A particular weakness of some of the classification systems is the lack of homogeneous distribution of patients between the different prognostic categories. Indeed, a score that would identify a subgroup with excellent prognosis in a very small number of patients, a situation rarely seen in clinical practice, would have limited impact to aid therapeutic decision making in routine practice. This is one of the pitfalls of the GPA scoring since the class 3.5-4 of better prognosis accounts only for 2.8% of our daily clinical practice population. Finally, an ideal prognostic score should be simple and easily usable in clinical practice. Our analysis at this stage differs from that of Sperduto et al.[2] in so far that we believe that the RPA score is more readily reproducible in practice thanks to a limited number of variables to be collected and fewer prognostic classes.

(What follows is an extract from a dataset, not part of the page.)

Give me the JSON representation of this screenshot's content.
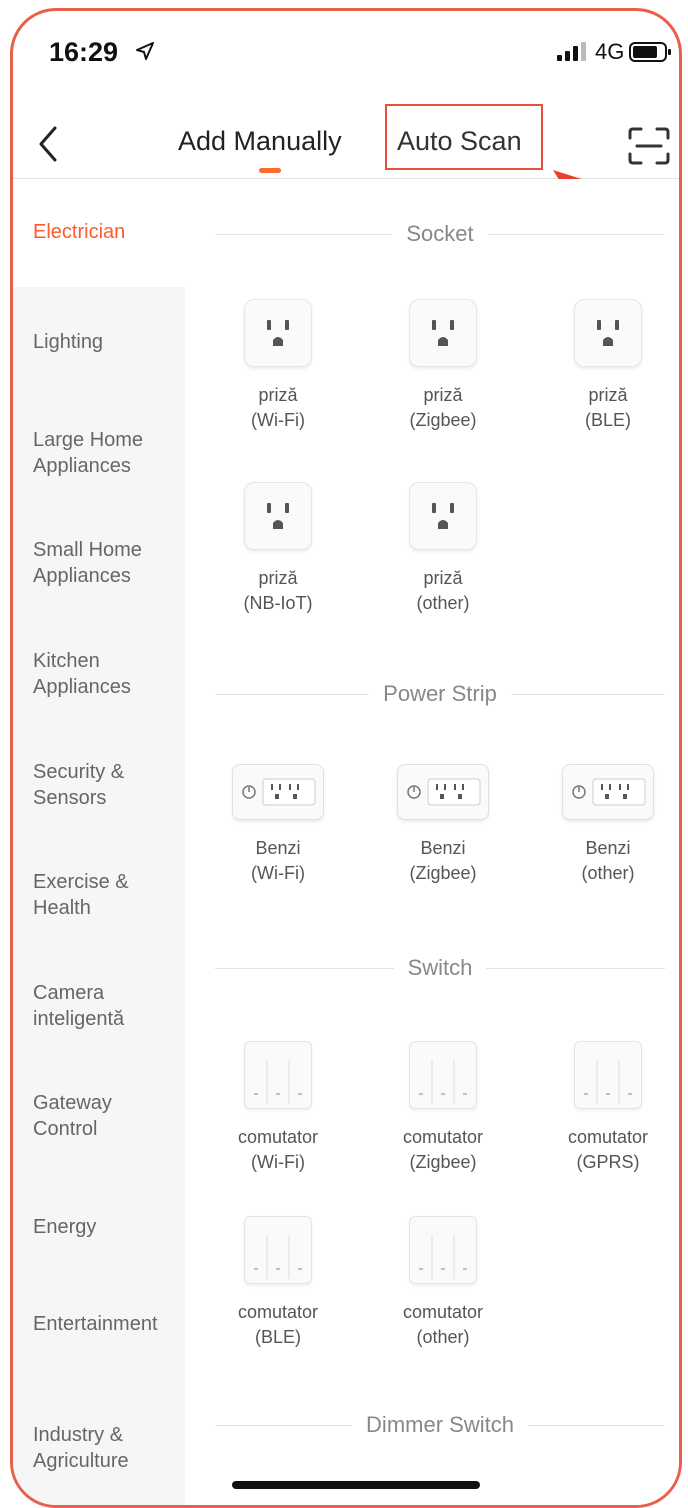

Nevertheless, due to its retrospective nature, our study suffers some limitations. First, in retrospective analysis, it could be difficult to assess controlled versus uncontrolled distant metastases. As this information is required in Breast RPA prognostic index, the retrospective analysis of this factor could have misclassified some patients. Similarly, a retrospective evaluation of KPS appears less reliable than the evaluation of Performance Status using ECOG classification, and could have led to some degrees of misclassification.

Conclusion

The new PIs did not perform better than the original scores. Although tumor subtypes, HER2 expression, and blood parameters (LDH, proteinemia, lymphopenia) may have an interesting additional prognostic value, the RPA appears to be the most appropriate and simplest available tool to help clinicians select breast cancer patients with BM.